A contempt proceeding is in the nature of a quasi criminal action and the statutory provision relating thereto must be strictly observed: Trullinger v. Howe, 58 Or. 73 (113 P. 4). In the instant case the greater part of the affidavit was in the third person. The precise question was before this court inState ex rel. v. Eastman, 77 Or. 522 (151 P. 967), and it was there said:
"The affidavit upon which the order to show cause was based was insufficient to confer jurisdiction upon the court to make the order. It is in the third person, and § 829, L.O.L., provides: ``In all affidavits and depositions, the witness must be made to speak in the first person.' The true test of the sufficiency of an affidavit is whether or not a charge of perjury could be based upon it."
We see nothing to the contrary in Sprague v. Astoria, 100 Or. 298
(195 P. 789). Such was not a contempt proceeding. It was an action to recover damages for personal injuries alleged to have been caused by the negligence of defendant municipality. Under the charter of the city it was a condition precedent to the commencement of an action that a statement of claim under oath must be filed with the auditor.
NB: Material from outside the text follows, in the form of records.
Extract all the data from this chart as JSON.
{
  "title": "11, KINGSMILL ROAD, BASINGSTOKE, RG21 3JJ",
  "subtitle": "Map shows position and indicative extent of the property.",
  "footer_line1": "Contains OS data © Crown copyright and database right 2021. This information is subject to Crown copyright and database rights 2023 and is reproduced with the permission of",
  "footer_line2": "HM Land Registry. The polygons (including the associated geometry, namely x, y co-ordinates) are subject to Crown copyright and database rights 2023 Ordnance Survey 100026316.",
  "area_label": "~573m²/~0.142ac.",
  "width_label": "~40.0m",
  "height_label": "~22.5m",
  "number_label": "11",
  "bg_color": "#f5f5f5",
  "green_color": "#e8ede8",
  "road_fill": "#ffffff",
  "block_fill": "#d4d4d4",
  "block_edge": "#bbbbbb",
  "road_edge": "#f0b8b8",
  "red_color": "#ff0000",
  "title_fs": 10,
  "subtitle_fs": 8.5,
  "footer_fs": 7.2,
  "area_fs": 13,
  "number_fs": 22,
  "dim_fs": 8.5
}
Plaintiff therein gave notice of her claim by affidavit, part of which was made in the third person. By reason thereof the sufficiency of the notice was challenged, but unsuccessfully. The court recognized the distinction between that case and that of State ex rel. v.Eastman, supra. In the Sprague case it was not essential to the commencement of the action that notice of claim of injury be made in the form of an affidavit. In the instant case the affidavit was the very basis of the court's jurisdiction over the subject-matter. If this were a new question, the writer would be inclined to
feel that there was a waiver of defect in the form of the affidavit for the reason that it was not attacked in the lower court, but the Eastman case forecloses the question. It is squarely in point and is controlling here. It follows that the order adjudging the plaintiff in contempt of court is void for want of jurisdiction.
COSHOW, C.J., and BEAN and BROWN, JJ., concur.